Pero la ignominia no acaba ahí, porque su representante aquí, don Arnaldo Otegi, ha adelantado que “hay 250 presos de ETA y habrá 250 recibimientos”. ¿Quiénes son los tiranos en ese resquicio abertzale, los escondidos dirigentes de ETA o el sonriente Arnaldo Otegi que no solo loa a los asesinos liberados sino que desprecia a los asesinados por la banda terrorista y a sus familiares? Hay quien cree que Otegi fue uno de los artífices de la pacificación en Euskadi, sin embargo su comportamiento es el de un caudillo que se muestra por encima de todos los movimientos de la IA, como el gurú inspirador del nuevo tiempo. EH Bildu, conformada por cuatro formaciones políticas y un sinfín de organizaciones sociales vinculadas a dicha Izquierda Abertzale, es lo que quiere Don Arnaldo y la voz autorizada (y secreta) de lo que aún queda de ETA.

El cínico Arnaldo juega a confundir cuando dice: “Hay mucha hipocresía? Nos requiere el PP y nos vetan cuando hacen Gobiernos? Nos ha sorprendido la beligerancia del PSOE? Nos abstuvimos en Navarra y en el Congreso porque queremos impedir que gobierne la derecha”. ¿No es esto cinismo?
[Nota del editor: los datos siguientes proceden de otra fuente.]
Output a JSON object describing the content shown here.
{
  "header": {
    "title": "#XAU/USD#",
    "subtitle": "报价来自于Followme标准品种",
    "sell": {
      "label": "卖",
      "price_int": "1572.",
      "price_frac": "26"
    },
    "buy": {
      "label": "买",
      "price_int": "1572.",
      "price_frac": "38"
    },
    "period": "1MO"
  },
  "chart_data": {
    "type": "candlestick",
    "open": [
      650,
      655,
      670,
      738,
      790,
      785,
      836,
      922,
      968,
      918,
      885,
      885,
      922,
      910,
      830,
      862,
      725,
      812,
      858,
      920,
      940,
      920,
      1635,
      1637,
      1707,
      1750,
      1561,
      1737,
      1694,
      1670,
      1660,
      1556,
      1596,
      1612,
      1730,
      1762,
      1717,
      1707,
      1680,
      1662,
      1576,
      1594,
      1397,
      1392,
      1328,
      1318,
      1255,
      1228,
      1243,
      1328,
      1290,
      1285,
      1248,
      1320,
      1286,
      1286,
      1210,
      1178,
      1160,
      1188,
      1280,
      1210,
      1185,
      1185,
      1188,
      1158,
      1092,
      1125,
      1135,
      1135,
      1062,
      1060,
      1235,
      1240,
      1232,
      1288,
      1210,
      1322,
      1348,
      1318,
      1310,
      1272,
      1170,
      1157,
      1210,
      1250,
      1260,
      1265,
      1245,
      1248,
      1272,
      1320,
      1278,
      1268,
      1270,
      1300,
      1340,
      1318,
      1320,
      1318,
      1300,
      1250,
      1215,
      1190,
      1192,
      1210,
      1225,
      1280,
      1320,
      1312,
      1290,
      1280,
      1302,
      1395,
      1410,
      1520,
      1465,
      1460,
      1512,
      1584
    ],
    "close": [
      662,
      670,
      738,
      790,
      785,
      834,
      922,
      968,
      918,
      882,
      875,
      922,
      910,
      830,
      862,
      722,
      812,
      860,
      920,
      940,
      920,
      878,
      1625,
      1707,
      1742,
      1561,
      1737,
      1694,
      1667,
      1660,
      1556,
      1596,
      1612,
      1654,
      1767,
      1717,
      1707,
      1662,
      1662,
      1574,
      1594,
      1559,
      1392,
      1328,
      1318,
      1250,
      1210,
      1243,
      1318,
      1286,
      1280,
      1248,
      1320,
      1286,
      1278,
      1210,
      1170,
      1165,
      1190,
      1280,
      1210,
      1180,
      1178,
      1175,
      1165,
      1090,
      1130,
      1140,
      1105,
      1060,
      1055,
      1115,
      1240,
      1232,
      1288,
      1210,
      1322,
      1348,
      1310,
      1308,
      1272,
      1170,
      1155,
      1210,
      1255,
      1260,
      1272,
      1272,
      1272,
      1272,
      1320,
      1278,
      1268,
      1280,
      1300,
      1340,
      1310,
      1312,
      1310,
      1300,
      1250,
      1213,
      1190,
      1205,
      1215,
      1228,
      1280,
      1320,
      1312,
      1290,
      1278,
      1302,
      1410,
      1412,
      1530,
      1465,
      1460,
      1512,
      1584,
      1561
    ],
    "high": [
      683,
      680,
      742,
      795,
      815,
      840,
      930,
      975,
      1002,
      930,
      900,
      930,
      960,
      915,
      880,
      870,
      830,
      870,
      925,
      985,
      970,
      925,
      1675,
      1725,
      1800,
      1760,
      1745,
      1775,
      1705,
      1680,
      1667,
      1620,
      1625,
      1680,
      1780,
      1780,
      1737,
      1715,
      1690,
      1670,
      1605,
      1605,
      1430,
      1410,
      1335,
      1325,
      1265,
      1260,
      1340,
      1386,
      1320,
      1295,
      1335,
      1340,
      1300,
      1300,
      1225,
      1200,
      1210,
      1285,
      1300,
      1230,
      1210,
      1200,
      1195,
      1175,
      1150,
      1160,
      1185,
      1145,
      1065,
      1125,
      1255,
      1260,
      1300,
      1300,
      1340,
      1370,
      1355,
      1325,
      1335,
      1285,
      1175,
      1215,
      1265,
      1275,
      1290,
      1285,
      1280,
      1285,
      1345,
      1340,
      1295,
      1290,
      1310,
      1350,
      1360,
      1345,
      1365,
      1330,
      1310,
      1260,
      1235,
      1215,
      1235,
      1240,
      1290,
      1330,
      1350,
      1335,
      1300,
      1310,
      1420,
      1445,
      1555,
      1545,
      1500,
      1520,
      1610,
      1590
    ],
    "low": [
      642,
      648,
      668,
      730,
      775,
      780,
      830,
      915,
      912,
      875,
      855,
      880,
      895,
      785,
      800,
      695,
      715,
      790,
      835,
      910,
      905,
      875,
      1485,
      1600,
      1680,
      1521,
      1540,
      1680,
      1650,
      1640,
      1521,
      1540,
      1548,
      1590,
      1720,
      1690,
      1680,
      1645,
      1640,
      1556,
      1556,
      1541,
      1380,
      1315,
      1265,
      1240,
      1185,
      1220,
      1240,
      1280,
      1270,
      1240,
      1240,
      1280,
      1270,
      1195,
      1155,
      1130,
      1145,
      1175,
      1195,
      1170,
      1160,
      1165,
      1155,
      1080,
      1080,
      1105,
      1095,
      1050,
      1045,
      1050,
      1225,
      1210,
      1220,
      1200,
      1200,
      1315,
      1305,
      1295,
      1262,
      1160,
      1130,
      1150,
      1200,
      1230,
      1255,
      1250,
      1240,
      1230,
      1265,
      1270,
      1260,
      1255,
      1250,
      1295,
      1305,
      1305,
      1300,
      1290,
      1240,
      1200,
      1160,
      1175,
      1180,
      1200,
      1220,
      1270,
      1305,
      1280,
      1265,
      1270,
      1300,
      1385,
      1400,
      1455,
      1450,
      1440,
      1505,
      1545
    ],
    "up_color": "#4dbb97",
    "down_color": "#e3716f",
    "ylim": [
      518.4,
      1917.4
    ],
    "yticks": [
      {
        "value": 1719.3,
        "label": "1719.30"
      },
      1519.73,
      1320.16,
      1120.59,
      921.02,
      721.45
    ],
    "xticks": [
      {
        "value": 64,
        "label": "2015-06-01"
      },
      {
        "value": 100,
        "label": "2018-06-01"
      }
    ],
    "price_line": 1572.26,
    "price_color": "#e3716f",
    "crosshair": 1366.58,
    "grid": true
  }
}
Su temor a la derecha no pasa por apoyar a la izquierda, sino solo por abstenerse. Por lo que se presiente, aún quedan más de doscientos acontecimientos en los que un asesino de ETA será jaleado y agasajado en la avenida más ancha y concurrida de su pueblo: flanqueado por banderas cuya historia y nobleza debería reservarlas para otras encomiendas mucho más gloriosas y nobles, los asesinos o secuestradores (tanto da) recibirán los aplausos enfervorizados de sus cómplices que, mientras no se demuestre lo contrario, asumirán la carga de culpabilidad que les toque. Para pedir perdón, o disculparse, hay que ser valiente, porque hay que partir del reconocimiento de la culpa. Arnaldo Otegi, y sus compinches, son lo que quieran ser, pero lo que no son es valientes. Ni son valientes ni merecen el calificativo de “abertzales” (“patriotas”).